これら3つの貴重な体験談をもとに、こんどは、不登校というものを「理解する」ための3つの視点についてお話ししたいと思います。


誰でも通る道

不登校は、どの子にも起こり得ます。どんな子だって「学校に行きたくない」というときは、あるものです。その状況が閾値を超えるまで高じてしまった時、不登校となるわけです。

ここで大事なのは、親の側の心構えです。子どもが「学校に行きたくない」と言ったときに、大騒ぎしてはいけません。これは、誰にでもあることですので、「うちの子は、今日来たか!」くらいに考えてください。その対応については、のちほどお話しします。

間違っても、焦って無理やり学校に行かせようとしたりしてはいけません。とくに、お子さんが“最初に”言い出した状況での対応は、とても重要です。「行きたくない」気持ちを認めてあげて、話しを聞いてあげて欲しいのです。


本当の原因

子どもが表面上で言っている理由は、本当の原因ではないかもしれません。「友だちとけんかした」「意地悪された」「ピアノができない」「逆上がりが出来ない」・・・さきほどの3人目のお子さんの例のように、学校に行きたくない子どもの理由が、毎日のようにコロコロ変わるということは、よくあります。むしろ、不登校の大半は、その理由が曖昧です。「なんとなく」「だるい」「なぜかわからないけど行けない」本人さえも、理由が分からないのです。当然、親や先生にもわかりません。

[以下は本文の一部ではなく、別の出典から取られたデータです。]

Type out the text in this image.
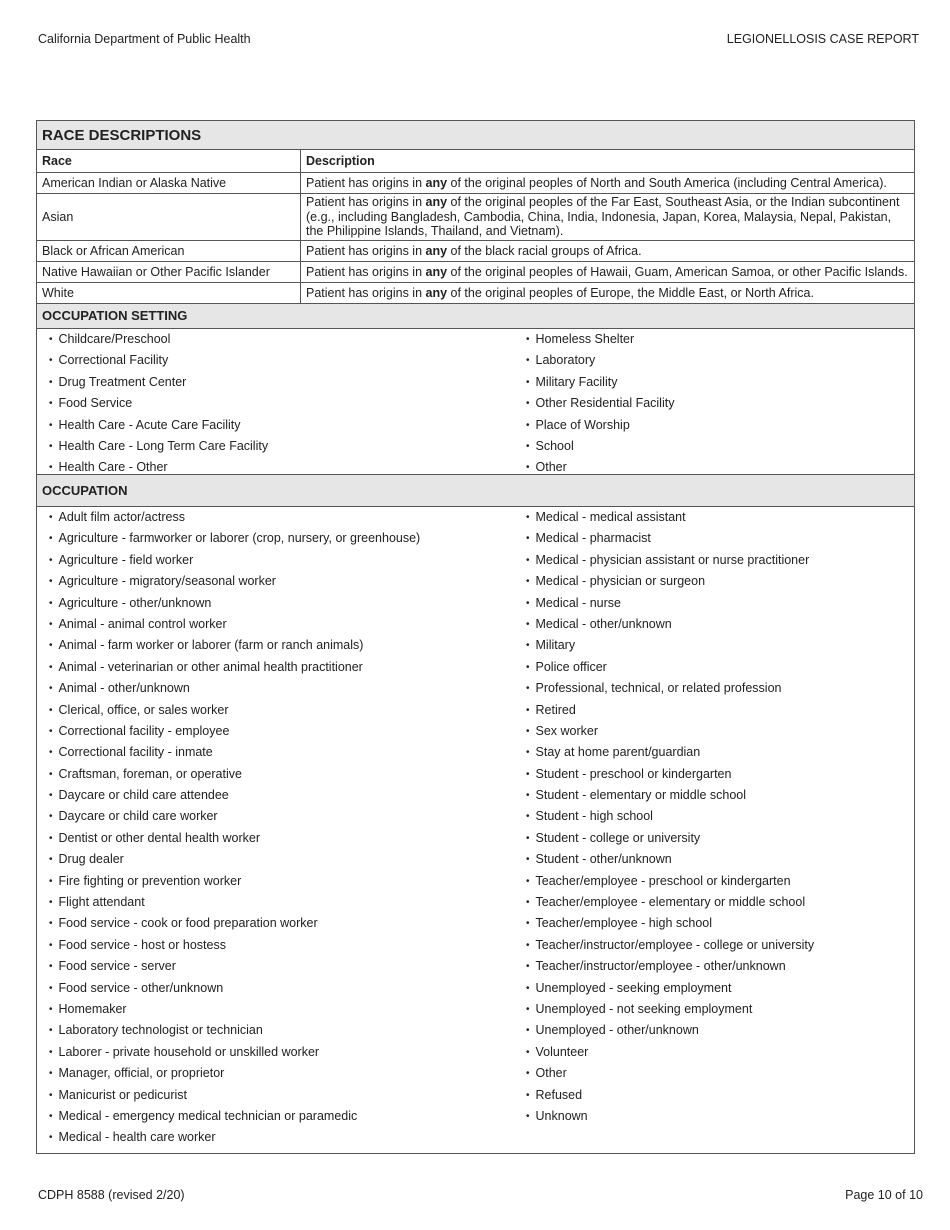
California Department of Public Health	LEGIONELLOSIS CASE REPORT
RACE DESCRIPTIONS
Race	Description
American Indian or Alaska Native	Patient has origins in any of the original peoples of North and South America (including Central America).
Asian	Patient has origins in any of the original peoples of the Far East, Southeast Asia, or the Indian subcontinent (e.g., including Bangladesh, Cambodia, China, India, Indonesia, Japan, Korea, Malaysia, Nepal, Pakistan, the Philippine Islands, Thailand, and Vietnam).
Black or African American	Patient has origins in any of the black racial groups of Africa.
Native Hawaiian or Other Pacific Islander	Patient has origins in any of the original peoples of Hawaii, Guam, American Samoa, or other Pacific Islands.
White	Patient has origins in any of the original peoples of Europe, the Middle East, or North Africa.
OCCUPATION SETTING
• Childcare/Preschool
• Correctional Facility
• Drug Treatment Center
• Food Service
• Health Care - Acute Care Facility
• Health Care - Long Term Care Facility
• Health Care - Other
• Homeless Shelter
• Laboratory
• Military Facility
• Other Residential Facility
• Place of Worship
• School
• Other
OCCUPATION
• Adult film actor/actress
• Agriculture - farmworker or laborer (crop, nursery, or greenhouse)
• Agriculture - field worker
• Agriculture - migratory/seasonal worker
• Agriculture - other/unknown
• Animal - animal control worker
• Animal - farm worker or laborer (farm or ranch animals)
• Animal - veterinarian or other animal health practitioner
• Animal - other/unknown
• Clerical, office, or sales worker
• Correctional facility - employee
• Correctional facility - inmate
• Craftsman, foreman, or operative
• Daycare or child care attendee
• Daycare or child care worker
• Dentist or other dental health worker
• Drug dealer
• Fire fighting or prevention worker
• Flight attendant
• Food service - cook or food preparation worker
• Food service - host or hostess
• Food service - server
• Food service - other/unknown
• Homemaker
• Laboratory technologist or technician
• Laborer - private household or unskilled worker
• Manager, official, or proprietor
• Manicurist or pedicurist
• Medical - emergency medical technician or paramedic
• Medical - health care worker
• Medical - medical assistant
• Medical - pharmacist
• Medical - physician assistant or nurse practitioner
• Medical - physician or surgeon
• Medical - nurse
• Medical - other/unknown
• Military
• Police officer
• Professional, technical, or related profession
• Retired
• Sex worker
• Stay at home parent/guardian
• Student - preschool or kindergarten
• Student - elementary or middle school
• Student - high school
• Student - college or university
• Student - other/unknown
• Teacher/employee - preschool or kindergarten
• Teacher/employee - elementary or middle school
• Teacher/employee - high school
• Teacher/instructor/employee - college or university
• Teacher/instructor/employee - other/unknown
• Unemployed - seeking employment
• Unemployed - not seeking employment
• Unemployed - other/unknown
• Volunteer
• Other
• Refused
• Unknown
CDPH 8588 (revised 2/20)	Page 10 of 10
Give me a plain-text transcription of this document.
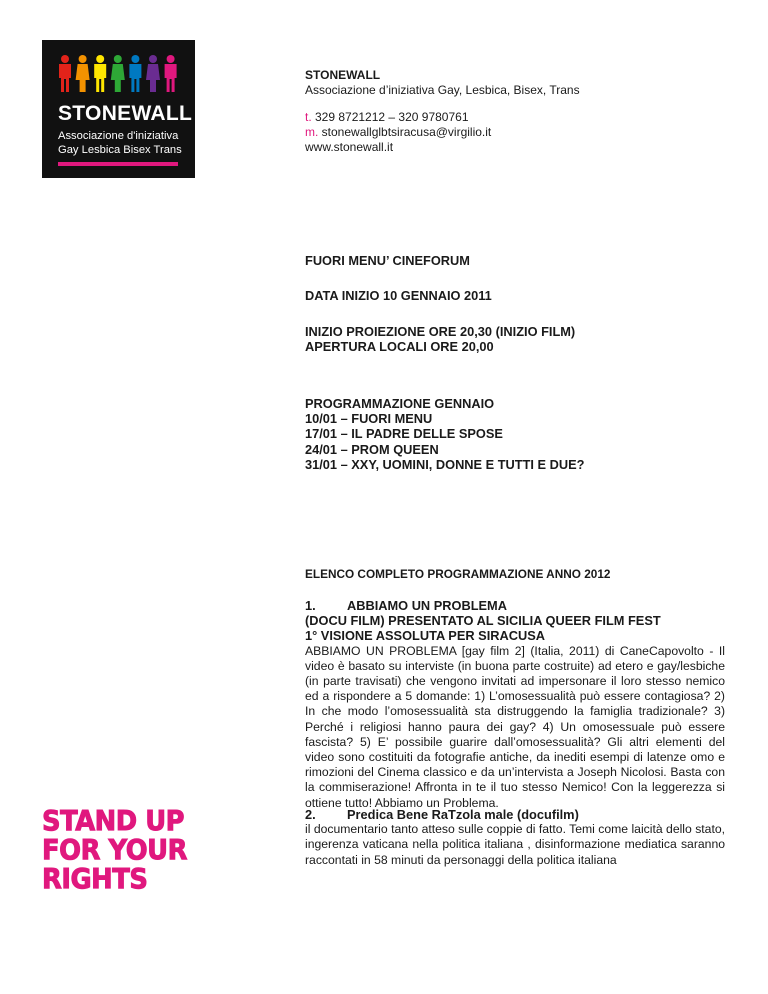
STONEWALL

Associazione d'iniziativa
Gay Lesbica Bisex Trans
STONEWALL
Associazione d’iniziativa Gay, Lesbica, Bisex, Trans
t. 329 8721212 – 320 9780761
m. stonewallglbtsiracusa@virgilio.it
www.stonewall.it

FUORI MENU’ CINEFORUM

DATA INIZIO 10 GENNAIO 2011

INIZIO PROIEZIONE ORE 20,30 (INIZIO FILM)

APERTURA LOCALI ORE 20,00

PROGRAMMAZIONE GENNAIO

10/01 – FUORI MENU

17/01 – IL PADRE DELLE SPOSE

24/01 – PROM QUEEN

31/01 – XXY, UOMINI, DONNE E TUTTI E DUE?

ELENCO COMPLETO PROGRAMMAZIONE ANNO 2012

1. ABBIAMO UN PROBLEMA

(DOCU FILM) PRESENTATO AL SICILIA QUEER FILM FEST

1° VISIONE ASSOLUTA PER SIRACUSA

ABBIAMO UN PROBLEMA [gay film 2] (Italia, 2011) di CaneCapovolto - Il video è basato su interviste (in buona parte costruite) ad etero e gay/lesbiche (in parte travisati) che vengono invitati ad impersonare il loro stesso nemico ed a rispondere a 5 domande: 1) L’omosessualità può essere contagiosa? 2) In che modo l’omosessualità sta distruggendo la famiglia tradizionale? 3) Perché i religiosi hanno paura dei gay? 4) Un omosessuale può essere fascista? 5) E’ possibile guarire dall’omosessualità? Gli altri elementi del video sono costituiti da fotografie antiche, da inediti esempi di latenze omo e rimozioni del Cinema classico e da un’intervista a Joseph Nicolosi. Basta con la commiserazione! Affronta in te il tuo stesso Nemico! Con la leggerezza si ottiene tutto! Abbiamo un Problema.

2. Predica Bene RaTzola male (docufilm)

il documentario tanto atteso sulle coppie di fatto. Temi come laicità dello stato, ingerenza vaticana nella politica italiana , disinformazione mediatica saranno raccontati in 58 minuti da personaggi della politica italiana

STAND UP
FOR YOUR
RIGHTS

表面には見えないところ、顕在化していない無意識の領域に、本当の原因がある場合、時間をかけて、それを解決する必要があるのです。なんらかのストレスやプレッシャーかもしれません。過去に心の奥底で蓋をされた「傷」や「寂しさ」の場合もあります。いずれにしても、一朝一夕で見つけられるものではありません。多くの時間と、膨大なコミュニケーションによってしか、解決できない代物です。この時、解決の糸口となるのは、「コミュニケーションが不足していなかったか?」「自己肯定感や受容感が危機にさらされていないか?」という視点です。

逆に、2番目の小4のお子さんのように、行きたくない理由が、「1型糖尿病であることと、まわりの人にお願いしなければならいことを説明すること」というようにはっきりしている場合は、むしろその解決策はシンプルです。


子育てを振り返るチャンス

不登校を「子育てを振り返るチャンス」と捉える。理想を言えば、最初に「行きたくない!」と言ったときに、この視点で捉えることです。そうすれば、不登校にまでならなくてすむ可能性が大いにあります。

「子どものSOSは、いつでもチャンス」なのです。これは、不登校の対応に限らず、子育て全般に言えることです。このSOSは、問題行動だったりもします。子どもだって、親が望まないことを言っている(やっている)ことは、充分にわかっています。それでも、そうせざるを得なかったのです。その瞬間こそが、大きな問題解決のための絶好のチャンスです。

ここで、出来ることは、いつだって決まっています。「子どもの話を聞ききること」と「子どもとの時間を過ごしきること」です。ここで、“きる”と言っているところが重要です。仕事を休んで、話を聞けばよいということではありません。1番目の事例のお母さんのように、子どもが話しはじめるまで、1時間待つことだってあります。そこまでして、子どもから発信するのを待ったから、出てくる言葉があります。伝わる気持ちがあります。お母さんが、そこまでしてくれたら、その時点で子どもの心は満足して、問題を乗り越える力に溢れるでしょう。

体験談の3人のお母さんたちは、このことをちゃんと意識しておられたようです。特に、1番目の体験談では、5か月にわたる不登校の状態を、お子さんが最終的にぬけだして、一回り成長できたプロセスには、お母さんの、子どもの話を“聞ききる”姿勢と、子どもと“時間を過ごしきる”態度が常にありました。